A Note: Questioning gender norms has always been part of the gay experience, and it's a very complex historical phenomenon. As a young gay boy growing up before there was such a thing, I had no gay role models. I liked boys; therefore, my only model was women. Fortunately for me, the gay movement started to happen before I'd gotten completely screwed up, and I was able to reconcile being male with wanting males. (Let's hear it for the Information Age!) Also, as I've mentioned before, I count a large number of drag queens, female impersonators, transvestites and even a few transpersons among my friends and acquaintances, and they are not coming from the same place and don't, I think, belong in the same categories. Gender-fuck is one thing; transsexualism is something else entirely, and I seriously question the legitimacy of equating them. This is something that's implicit in a recent post by Chris Crain, where he talks about transgenders and their legal weddings: the point is, transsexuals are not interested in redefining gender, they are interested in moving from one to the other and seem to be quite willing to take on all the definitions of their new identity. Consequently, my attitude toward the conflation of transsexuals and gays is simply that it's a dodge and doesn't indicate anything except a political alliance.

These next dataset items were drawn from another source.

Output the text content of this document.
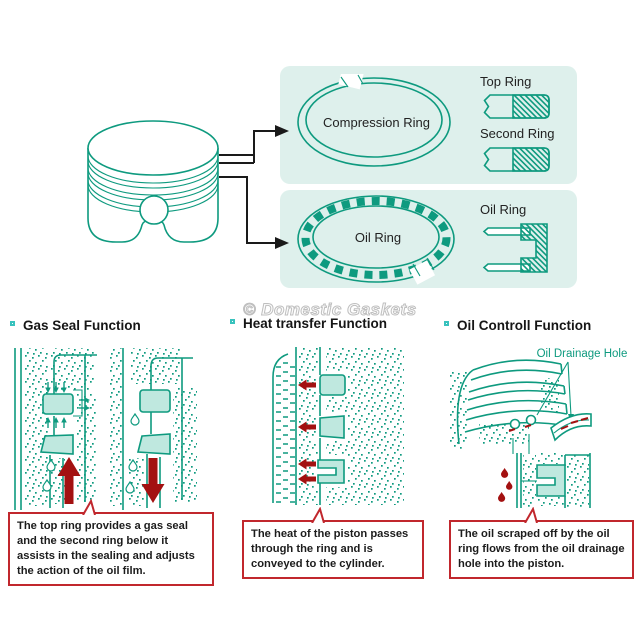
Compression Ring
Top Ring
Second Ring
Oil Ring
Oil Ring
© Domestic Gaskets
Gas Seal Function	Heat transfer Function	Oil Controll Function
Oil Drainage Hole
The top ring provides a gas seal and the second ring below it assists in the sealing and adjusts the action of the oil film.
The heat of the piston passes through the ring and is conveyed to the cylinder.
The oil scraped off by the oil ring flows from the oil drainage hole into the piston.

Pam Spaulding has contributed a post discussing the discourse more than the nuts and bolts of strategy, and I think he makes some good points, underscored by Beyer's response and some of the I comments I received in my own posts on this subject: to repeat myself as a foundational statement, "sloppy definitions make sloppy arguments." Nor does backdating terminology convince me of anything -- you simply cannot go back to 1968 and talk about the "gay community" or the "trans community" -- those things didn't exist then, and it's questionable whether we can legitimately point to them as existing now.
One further thing that I think is very relevant to Aravosis' comments on the discourse, and that I think is patently obvious in Beyer's comments and the comments on my own previous posts is the incredible defensiveness of the trans responses, expressed in the finger-pointing that forms such a strong part of their comments. I take this as, in part, a reflection of the PC authoritarianism that forms the foundation of gay left politics, and perhaps also informed by the sneaking suspicion that Barney Frank, John Aravosis, Chris Crain and I are right. Pragmatism and the far left are pretty much strangers, in my experience, and I'm of an age at this point that I would like to see some results, not just more posturing.
Chris Crain also makes a strong point about the "gay leadership" in this issue: they are not in any way representing the community, despite their claims to the contrary. My own reaction to the groups who are demanding all or nothing is that they've once again sold me out. I really wish I were a major donor so I could call Matt Foreman and simply say, "No more money from me."
This is obviously an ongoing issue, so there may be more on it later. What you see here, however, is my thinking as of now.